Big Pine Key, Florida
Big Pine Key is a great spot in the southern United States to see various celestial events, like meteor showers, lunar eclipses, and comets. Due to its location nearer to the equator, you can see some of the southern hemisphere’s constellations there during the month of February.
Big Bend National Park, Texas
There are more than 100 billion stars in our galaxy, and Big Bend National Park is an excellent place to get a look at some of them. Big Bend National Park has the least light pollution of any National Park in the United States. On any given night, you should be able to see more than 2,000 stars above your head.
White Sands National Monument, New Mexico
The American Southwest is truly an excellent region to view the stars. This desert in New Mexico is one of the best spots to view the stars. There are few trees and mountains, leaving a generally unobstructed view of the sky from horizon to horizon.
Death Valley National Park, California & Nevada
Like White Sands, Death Valley is another excellent choice for viewing meteor showers. But be cautious. This desert can be extraordinarily hot during the day and then dip to very cold temepratures at nights. But it boasts one of the darkest skies in the country and bears the title of International Dark Sky Park.
Denali National Park, Alaska
Denali National Park is a special place to view the stars. The Perseid meteor shower in particular is very easy to view here, and you can also catch the northern lights on occasion.
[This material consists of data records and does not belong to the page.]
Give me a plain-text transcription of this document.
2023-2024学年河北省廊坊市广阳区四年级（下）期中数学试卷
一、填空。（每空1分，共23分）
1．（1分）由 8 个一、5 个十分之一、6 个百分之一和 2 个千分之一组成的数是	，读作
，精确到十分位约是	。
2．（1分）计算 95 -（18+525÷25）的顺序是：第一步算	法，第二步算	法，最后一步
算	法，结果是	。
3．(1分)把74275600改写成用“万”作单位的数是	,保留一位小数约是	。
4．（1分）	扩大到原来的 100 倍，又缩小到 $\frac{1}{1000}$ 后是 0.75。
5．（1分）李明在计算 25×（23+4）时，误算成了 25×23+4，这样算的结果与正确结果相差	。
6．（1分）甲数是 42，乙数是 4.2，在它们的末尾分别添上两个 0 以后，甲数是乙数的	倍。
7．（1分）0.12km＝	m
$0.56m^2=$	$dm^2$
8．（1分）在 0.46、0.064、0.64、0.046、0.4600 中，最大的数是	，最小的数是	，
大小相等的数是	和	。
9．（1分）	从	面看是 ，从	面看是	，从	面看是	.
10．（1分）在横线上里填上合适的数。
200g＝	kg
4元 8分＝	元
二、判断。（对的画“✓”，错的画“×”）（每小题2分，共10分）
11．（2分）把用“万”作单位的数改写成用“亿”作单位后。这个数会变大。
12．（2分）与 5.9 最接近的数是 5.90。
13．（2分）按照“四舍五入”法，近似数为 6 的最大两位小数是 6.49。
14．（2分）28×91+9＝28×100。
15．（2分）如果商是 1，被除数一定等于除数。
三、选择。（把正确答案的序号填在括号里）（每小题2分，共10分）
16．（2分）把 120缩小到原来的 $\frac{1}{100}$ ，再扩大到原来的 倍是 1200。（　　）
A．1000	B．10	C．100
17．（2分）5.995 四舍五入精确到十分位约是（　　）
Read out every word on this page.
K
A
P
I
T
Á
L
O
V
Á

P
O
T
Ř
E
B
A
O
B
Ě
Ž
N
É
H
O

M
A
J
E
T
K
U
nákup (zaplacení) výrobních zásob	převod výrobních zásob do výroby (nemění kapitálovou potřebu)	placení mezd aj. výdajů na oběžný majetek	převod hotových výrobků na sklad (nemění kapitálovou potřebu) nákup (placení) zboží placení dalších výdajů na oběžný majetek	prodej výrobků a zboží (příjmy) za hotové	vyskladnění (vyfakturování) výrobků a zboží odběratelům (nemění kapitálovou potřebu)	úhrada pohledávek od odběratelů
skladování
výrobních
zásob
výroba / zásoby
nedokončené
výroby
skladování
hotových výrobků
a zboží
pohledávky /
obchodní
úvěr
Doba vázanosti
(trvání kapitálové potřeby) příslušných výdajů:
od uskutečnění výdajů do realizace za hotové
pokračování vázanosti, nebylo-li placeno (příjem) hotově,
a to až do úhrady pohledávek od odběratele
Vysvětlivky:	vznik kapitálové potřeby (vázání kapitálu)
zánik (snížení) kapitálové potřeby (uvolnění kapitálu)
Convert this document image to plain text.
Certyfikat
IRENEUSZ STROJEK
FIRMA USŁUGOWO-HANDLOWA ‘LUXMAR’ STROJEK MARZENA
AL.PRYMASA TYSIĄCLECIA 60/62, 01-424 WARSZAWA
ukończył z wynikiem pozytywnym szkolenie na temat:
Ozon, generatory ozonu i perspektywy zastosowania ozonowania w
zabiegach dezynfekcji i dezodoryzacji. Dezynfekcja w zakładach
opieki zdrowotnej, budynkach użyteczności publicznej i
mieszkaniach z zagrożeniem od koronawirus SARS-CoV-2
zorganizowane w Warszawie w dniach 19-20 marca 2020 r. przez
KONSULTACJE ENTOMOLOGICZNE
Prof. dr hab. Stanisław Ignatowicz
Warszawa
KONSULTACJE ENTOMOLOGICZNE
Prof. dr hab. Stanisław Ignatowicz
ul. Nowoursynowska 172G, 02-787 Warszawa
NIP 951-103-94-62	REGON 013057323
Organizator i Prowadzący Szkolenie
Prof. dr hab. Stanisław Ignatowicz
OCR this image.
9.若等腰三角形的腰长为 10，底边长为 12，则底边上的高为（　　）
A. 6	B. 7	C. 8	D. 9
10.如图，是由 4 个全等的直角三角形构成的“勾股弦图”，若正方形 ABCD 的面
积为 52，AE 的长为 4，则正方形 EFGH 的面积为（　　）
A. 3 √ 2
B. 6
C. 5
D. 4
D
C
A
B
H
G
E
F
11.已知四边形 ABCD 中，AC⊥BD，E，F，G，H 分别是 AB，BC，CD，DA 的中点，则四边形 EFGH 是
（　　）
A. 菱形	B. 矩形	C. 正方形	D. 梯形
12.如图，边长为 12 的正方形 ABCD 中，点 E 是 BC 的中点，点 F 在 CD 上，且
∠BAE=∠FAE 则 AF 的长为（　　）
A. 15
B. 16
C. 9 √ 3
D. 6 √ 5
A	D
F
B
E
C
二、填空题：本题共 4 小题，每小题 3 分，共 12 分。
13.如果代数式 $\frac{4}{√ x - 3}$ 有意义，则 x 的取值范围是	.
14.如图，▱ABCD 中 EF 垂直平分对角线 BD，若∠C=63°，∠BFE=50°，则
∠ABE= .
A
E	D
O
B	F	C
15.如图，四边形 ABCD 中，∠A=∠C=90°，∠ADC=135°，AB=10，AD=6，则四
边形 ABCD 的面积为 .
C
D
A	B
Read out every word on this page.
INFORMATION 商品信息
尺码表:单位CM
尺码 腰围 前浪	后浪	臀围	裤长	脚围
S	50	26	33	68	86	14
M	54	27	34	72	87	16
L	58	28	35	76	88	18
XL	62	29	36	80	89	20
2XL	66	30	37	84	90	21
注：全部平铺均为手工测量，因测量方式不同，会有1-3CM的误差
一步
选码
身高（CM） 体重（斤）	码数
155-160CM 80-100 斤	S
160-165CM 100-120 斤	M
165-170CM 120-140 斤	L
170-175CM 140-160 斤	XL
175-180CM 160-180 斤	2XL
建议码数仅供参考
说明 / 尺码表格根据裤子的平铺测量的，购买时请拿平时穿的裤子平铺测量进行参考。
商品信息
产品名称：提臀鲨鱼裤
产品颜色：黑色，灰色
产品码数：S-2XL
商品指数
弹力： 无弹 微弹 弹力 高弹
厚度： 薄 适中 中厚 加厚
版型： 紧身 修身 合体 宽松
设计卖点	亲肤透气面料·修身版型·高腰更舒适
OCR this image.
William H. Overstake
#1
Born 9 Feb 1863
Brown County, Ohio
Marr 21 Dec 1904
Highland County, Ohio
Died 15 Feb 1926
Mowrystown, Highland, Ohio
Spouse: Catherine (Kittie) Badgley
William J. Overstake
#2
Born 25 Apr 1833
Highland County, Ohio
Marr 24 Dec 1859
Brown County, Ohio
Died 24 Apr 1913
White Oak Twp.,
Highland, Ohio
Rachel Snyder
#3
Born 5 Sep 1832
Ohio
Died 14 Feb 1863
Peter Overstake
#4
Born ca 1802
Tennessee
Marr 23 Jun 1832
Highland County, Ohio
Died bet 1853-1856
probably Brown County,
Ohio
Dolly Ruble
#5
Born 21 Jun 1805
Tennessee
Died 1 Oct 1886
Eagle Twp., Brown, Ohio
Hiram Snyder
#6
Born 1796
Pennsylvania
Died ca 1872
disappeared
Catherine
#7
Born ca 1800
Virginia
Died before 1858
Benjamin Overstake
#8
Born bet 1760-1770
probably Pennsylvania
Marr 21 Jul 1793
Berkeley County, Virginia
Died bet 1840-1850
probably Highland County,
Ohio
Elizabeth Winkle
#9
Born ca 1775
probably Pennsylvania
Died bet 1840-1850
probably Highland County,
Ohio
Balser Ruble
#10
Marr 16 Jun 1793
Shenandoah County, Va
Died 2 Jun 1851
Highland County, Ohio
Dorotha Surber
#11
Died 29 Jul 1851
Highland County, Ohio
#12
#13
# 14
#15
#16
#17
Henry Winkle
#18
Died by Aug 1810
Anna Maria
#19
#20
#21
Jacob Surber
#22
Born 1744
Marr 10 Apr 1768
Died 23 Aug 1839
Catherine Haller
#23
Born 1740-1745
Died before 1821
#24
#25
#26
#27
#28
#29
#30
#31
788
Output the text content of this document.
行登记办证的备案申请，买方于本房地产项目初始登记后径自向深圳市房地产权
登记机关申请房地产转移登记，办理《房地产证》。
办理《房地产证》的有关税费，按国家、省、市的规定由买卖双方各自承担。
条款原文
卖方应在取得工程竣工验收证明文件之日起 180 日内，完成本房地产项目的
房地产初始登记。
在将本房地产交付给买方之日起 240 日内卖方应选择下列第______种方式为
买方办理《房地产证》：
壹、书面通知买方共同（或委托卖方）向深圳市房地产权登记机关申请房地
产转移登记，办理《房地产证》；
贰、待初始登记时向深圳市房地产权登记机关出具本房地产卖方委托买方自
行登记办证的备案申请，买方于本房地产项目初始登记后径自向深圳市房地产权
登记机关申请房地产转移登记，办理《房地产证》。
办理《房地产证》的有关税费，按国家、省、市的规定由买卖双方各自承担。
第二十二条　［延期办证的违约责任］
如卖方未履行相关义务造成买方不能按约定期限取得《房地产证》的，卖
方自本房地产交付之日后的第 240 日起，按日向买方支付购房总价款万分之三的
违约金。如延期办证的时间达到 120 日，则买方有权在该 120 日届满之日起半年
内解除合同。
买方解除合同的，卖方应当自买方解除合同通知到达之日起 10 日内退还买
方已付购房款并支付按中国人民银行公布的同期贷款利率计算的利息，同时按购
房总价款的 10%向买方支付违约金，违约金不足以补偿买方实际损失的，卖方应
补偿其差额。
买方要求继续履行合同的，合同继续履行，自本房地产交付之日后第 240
Mercantour National Park, France
This has been a western hemisphere focused blog so far. Where can you catch the stars in Europe? ercantour National Park is a great option. It’s one of just 10 national parks in France and is the darkest among them, allowing for awesome star gazing.
Joshua Tree National Park, Californi
Joshua Tree National Park is an excellent location to see the stars. It is far enough away from major cities, like Los Angeles and Las Vegas, that the stars are mostly not blocked by any lights. Its climate makes for a decent location to view the stars during winter months as well. North America tends to experience its best celestial events in the fall and winter months.
Finger Lakes, New York
The Finger Lakes are incredibly beautiful. It’s a great region to visit, even if star gazing isn’t your #1 reason for being there. But it is an incredibly rural area, meaning there is very little light pollution blocking the stars. It’s a great place to go for seeing any celestial event.
Tucson is sometimes called the astronomy capital of the world and for good reason. Their mountains have the most telescopes of anyplace in the world and the sky is very dark, given how close it is to a rather large city. So if star gazing is something you plan to base your life around, Tucson should perhaps be on your list of places to live!
Kielder Forest, England
In the United Kingdom, perhaps the best place to see the stars is close to the Scottish border in Northumberland. Kielder Forest is a designated Dark Sky Zone, putting restrictions on light pollution in the area so people can see the stars unhindered.